Recipe: Deep-Fried OreosBy Wade Kwon
Deep-Fried Oreos topped with powdered sugar
I love Oreos, but I made Deep-Fried Oreos for the first time. And they were spectacular. The creme filling alone makes it worth the effort.
The recipe from Food.com is basic. Most variations use some form of pancake batter. I used the Oreos on hand, a limited edition flavor called Marshmallow Crispy (a knockoff of Rice Krispie Treats).
Someday, I’ll use the original Oreo, but these will do for now.

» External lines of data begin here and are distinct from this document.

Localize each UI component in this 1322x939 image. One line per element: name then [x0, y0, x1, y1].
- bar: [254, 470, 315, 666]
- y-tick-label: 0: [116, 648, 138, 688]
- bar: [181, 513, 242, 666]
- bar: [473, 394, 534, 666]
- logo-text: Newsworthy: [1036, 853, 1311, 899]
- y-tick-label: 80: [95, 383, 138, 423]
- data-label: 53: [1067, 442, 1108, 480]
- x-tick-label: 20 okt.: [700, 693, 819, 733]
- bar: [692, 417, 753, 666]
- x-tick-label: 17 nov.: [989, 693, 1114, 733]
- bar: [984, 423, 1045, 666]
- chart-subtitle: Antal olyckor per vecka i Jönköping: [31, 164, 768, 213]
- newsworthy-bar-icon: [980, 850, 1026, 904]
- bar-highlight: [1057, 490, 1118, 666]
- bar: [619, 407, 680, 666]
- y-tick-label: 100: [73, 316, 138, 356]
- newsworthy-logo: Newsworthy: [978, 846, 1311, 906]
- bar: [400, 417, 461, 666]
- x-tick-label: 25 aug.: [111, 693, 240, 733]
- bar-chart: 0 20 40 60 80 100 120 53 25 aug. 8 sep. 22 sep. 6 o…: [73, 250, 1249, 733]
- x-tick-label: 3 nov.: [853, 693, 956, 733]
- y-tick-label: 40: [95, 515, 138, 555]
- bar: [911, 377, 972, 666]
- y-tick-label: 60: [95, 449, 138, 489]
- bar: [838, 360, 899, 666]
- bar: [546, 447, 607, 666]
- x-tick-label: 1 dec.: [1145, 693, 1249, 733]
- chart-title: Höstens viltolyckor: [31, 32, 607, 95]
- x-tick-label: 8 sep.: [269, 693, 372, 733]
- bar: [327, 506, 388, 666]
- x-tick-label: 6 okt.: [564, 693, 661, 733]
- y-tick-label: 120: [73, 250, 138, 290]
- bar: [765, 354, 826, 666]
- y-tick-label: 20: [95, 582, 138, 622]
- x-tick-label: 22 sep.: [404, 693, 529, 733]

- One 20-oz. package Oreos
- 2 cups Bisquick mix
- 2 eggs
- 1-1/2 cups milk
- 3 tsp. oil
- Vegetable oil (enough for deep frying)
Blend Bisquick, eggs, milk and 3 tsp. oil until smooth. Preheat deep fryer to about 375 degrees (use a thermometer if you wish to deep fry in a pan). Dip the cookies in the batter until totally covered and then place in the hot oil (cookies will float).
Keep checking and turn over the cookie when bottom side of battered Oreo is brown, as it takes only a short time.
Remove cookies, dry on paper towels, and eat warm. Top with powdered sugar for a special touch.
Hint: Freeze the cookies to prevent sogginess during frying. Refrigerate batter so it will stick to cookies more readily.
Video: Frying the battered Oreos
Batter, after resting in the refrigerator overnight
Frozen Marshmallow Crispy Oreos, which unfortunately makes it
easier for the cookies to split from the creme filling.